Reader Daniel Gilbert seeks to make better use of Dropbox. He writes:
Because I travel fairly often, I’m trying to make my Mac’s important documents available to me regardless of where I am. And I think I’ve settled on
Dropbox being the way to do that. The problem is that I often forget to save these files to my Dropbox folder. Can you suggest any ways to make saving files to Dropbox easier?
I’d be happy to. Let’s start with files from the Finder.
Launch Automator and in the workflow template chooser that appears select Service and click Choose. Configure the top of the workflow to read Service receives no input in any application. From Automator’s Library pane choose Files & Folders and then drag the Get Selected Finder Items and Copy Finder Items actions into the workflow area. Open your Dropbox folder (found, by default, in your user folder), and create a folder for your important files (Important Files, seems like an appropriate name). Drag this folder to the Copy Finder Items action. Now choose File > Save, name the workflow something like Copy To Dropbox, and click the Save button.
Lauch System Preferences, select the Keyboard preference, click the Keyboard Shortcuts tab, select the Services entry in the left side of the window, and scroll down the list to the right until you locate the Copy to Dropbox service you created. Click on the Add Shortcut button and press a keyboard shortcut that you’d like to use to trigger the service.
Now, when you want to copy files to your Dropbox folder, just select them in the Finder and press this keyboard shortcut.
That’s convenient when you want to move files after you’ve saved them, but what about saving files to such a Dropbox folder directly from within an application? Here’s how.
Within the Finder drag your Important Files folder into a Finder window’s sidebar so that it appears under the Favorites heading. Launch an application, create a new document, and save it. Within the Save sheet that appears, click on the Where pop-up menu and select your Important Files folder (which appears under Favorites) in the resulting menu. Your file will be saved and synced with Dropbox.
If there’s a small fly in this ointment it’s that any time you save a new file you have to click on that Where menu and navigate to your Important Files folder as you can’t choose it as a default save location nor assign a keyboard shortcut to it so that you can move to it quickly. Of course that can be addressed with the correct utility.

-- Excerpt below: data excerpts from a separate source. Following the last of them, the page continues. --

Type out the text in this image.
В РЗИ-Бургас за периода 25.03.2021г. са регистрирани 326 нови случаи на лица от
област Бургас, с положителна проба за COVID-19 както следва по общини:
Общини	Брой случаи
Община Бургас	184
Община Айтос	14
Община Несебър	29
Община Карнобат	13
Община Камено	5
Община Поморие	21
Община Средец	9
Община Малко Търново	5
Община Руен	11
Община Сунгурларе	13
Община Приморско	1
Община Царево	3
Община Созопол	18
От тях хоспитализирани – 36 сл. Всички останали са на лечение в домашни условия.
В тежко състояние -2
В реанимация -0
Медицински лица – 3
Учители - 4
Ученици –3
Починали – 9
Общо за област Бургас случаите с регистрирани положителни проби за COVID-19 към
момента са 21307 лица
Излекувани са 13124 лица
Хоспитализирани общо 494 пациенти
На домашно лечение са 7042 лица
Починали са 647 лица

And that utility is St. Clair Software’s $35
Default Folder X. Using Default Folder you can assign a hotkey to a particular folder and easily navigate to it by pressing that key combination while in a Save or Open sheet. You can also set any folder you like as an application’s default save location.
Anticipating comments, no, it’s not worth $35 to gain these couple of features. But Default Folder X does far, far more, as
explained by our own Dan Frakes:
“This systemwide utility adds much-needed improvements to OS X’s Open and Save dialog boxes. As the name implies, it lets you assign a default folder for each application, but it also makes it easy to access recently used and favorite files and folders, as well as open Finder windows, from within Open and Save dialogs.”